I do my best to work it in throughout the week as well, but you know how life gets.
That’s actually one of the main reasons I made Carving Central—to find out how to optimize my time and get as much wood carving in as possible throughout my busy schedule.
Carving wasn’t something I got into until I was fourteen. It started out in wood shop (where I wasn’t particularly supposed to be carving). We were making chairs as a final project for the term, and I went overboard.
I spent ten hours on that chair. The construction was solid, sure, but I didn’t just want it to be functional—I wanted it to be extraordinary. I shaped the legs, engraved the backing, and even customized the seat.

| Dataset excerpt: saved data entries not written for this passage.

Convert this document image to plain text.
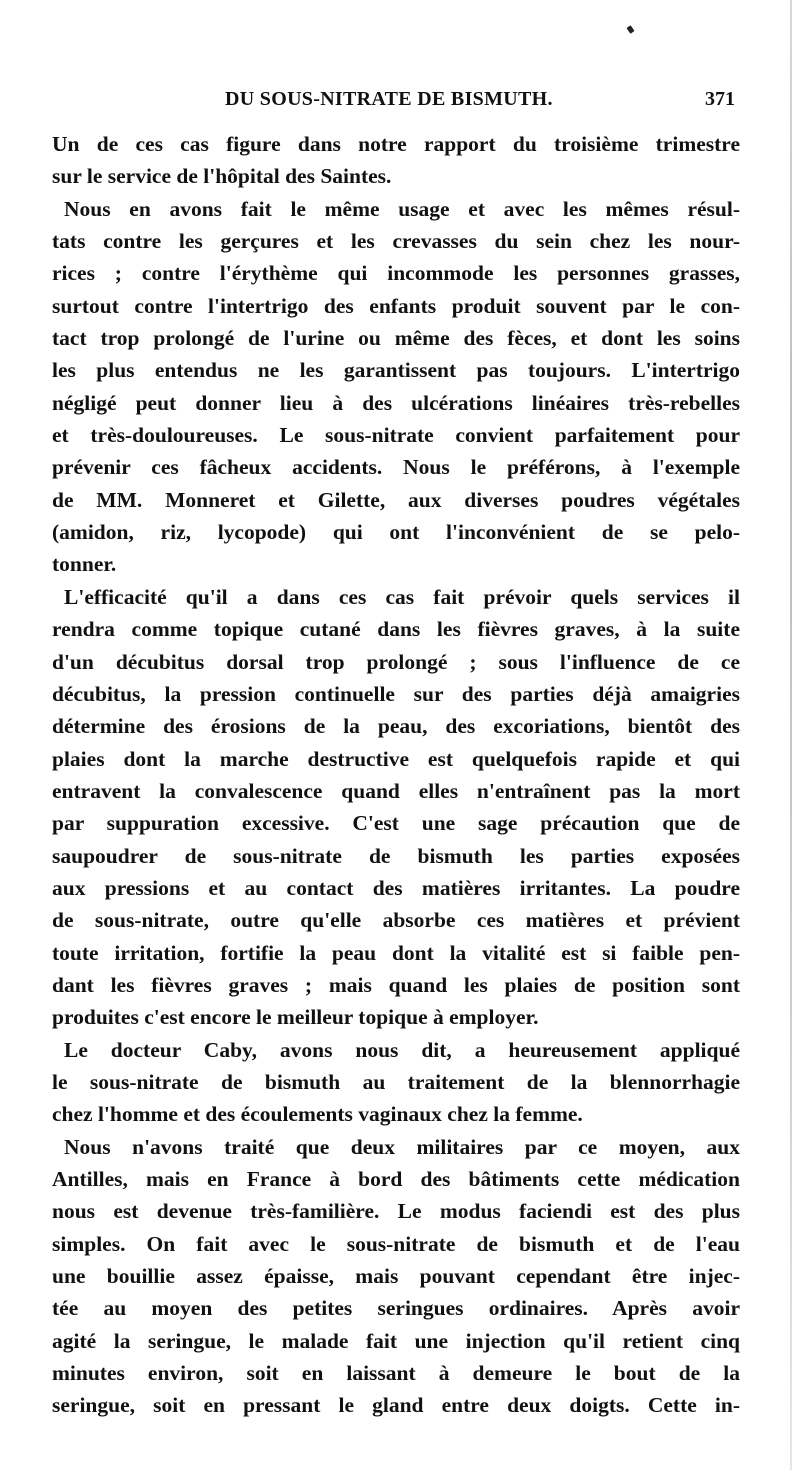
DU SOUS-NITRATE DE BISMUTH.	371
Un de ces cas figure dans notre rapport du troisième trimestre
sur le service de l'hôpital des Saintes.
Nous en avons fait le même usage et avec les mêmes résul-
tats contre les gerçures et les crevasses du sein chez les nour-
rices ; contre l'érythème qui incommode les personnes grasses,
surtout contre l'intertrigo des enfants produit souvent par le con-
tact trop prolongé de l'urine ou même des fèces, et dont les soins
les plus entendus ne les garantissent pas toujours. L'intertrigo
négligé peut donner lieu à des ulcérations linéaires très-rebelles
et très-douloureuses. Le sous-nitrate convient parfaitement pour
prévenir ces fâcheux accidents. Nous le préférons, à l'exemple
de MM. Monneret et Gilette, aux diverses poudres végétales
(amidon, riz, lycopode) qui ont l'inconvénient de se pelo-
tonner.
L'efficacité qu'il a dans ces cas fait prévoir quels services il
rendra comme topique cutané dans les fièvres graves, à la suite
d'un décubitus dorsal trop prolongé ; sous l'influence de ce
décubitus, la pression continuelle sur des parties déjà amaigries
détermine des érosions de la peau, des excoriations, bientôt des
plaies dont la marche destructive est quelquefois rapide et qui
entravent la convalescence quand elles n'entraînent pas la mort
par suppuration excessive. C'est une sage précaution que de
saupoudrer de sous-nitrate de bismuth les parties exposées
aux pressions et au contact des matières irritantes. La poudre
de sous-nitrate, outre qu'elle absorbe ces matières et prévient
toute irritation, fortifie la peau dont la vitalité est si faible pen-
dant les fièvres graves ; mais quand les plaies de position sont
produites c'est encore le meilleur topique à employer.
Le docteur Caby, avons nous dit, a heureusement appliqué
le sous-nitrate de bismuth au traitement de la blennorrhagie
chez l'homme et des écoulements vaginaux chez la femme.
Nous n'avons traité que deux militaires par ce moyen, aux
Antilles, mais en France à bord des bâtiments cette médication
nous est devenue très-familière. Le modus faciendi est des plus
simples. On fait avec le sous-nitrate de bismuth et de l'eau
une bouillie assez épaisse, mais pouvant cependant être injec-
tée au moyen des petites seringues ordinaires. Après avoir
agité la seringue, le malade fait une injection qu'il retient cinq
minutes environ, soit en laissant à demeure le bout de la
seringue, soit en pressant le gland entre deux doigts. Cette in-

I passed, my teacher loved it, and from there I’ve been incorporating it into my life. It’s extremely low cost to get into—you can carve lumber, driftwood, or pick up scrap pieces from the local thrift store.
It was cost-effective, fun, and gave me something to do with my hands. I had a great teacher, but the second I left high school and started looking up more carving ideas on my own, I came up short.
There just wasn’t enough information available. That’s the other reason I made Carving Central, to give other enthusiasts, like you, an opportunity to learn from my experience.
Here, I’m going to give you every tip, trick and piece of advice that I can offer, while differentiating the good wood carving tools from the bad.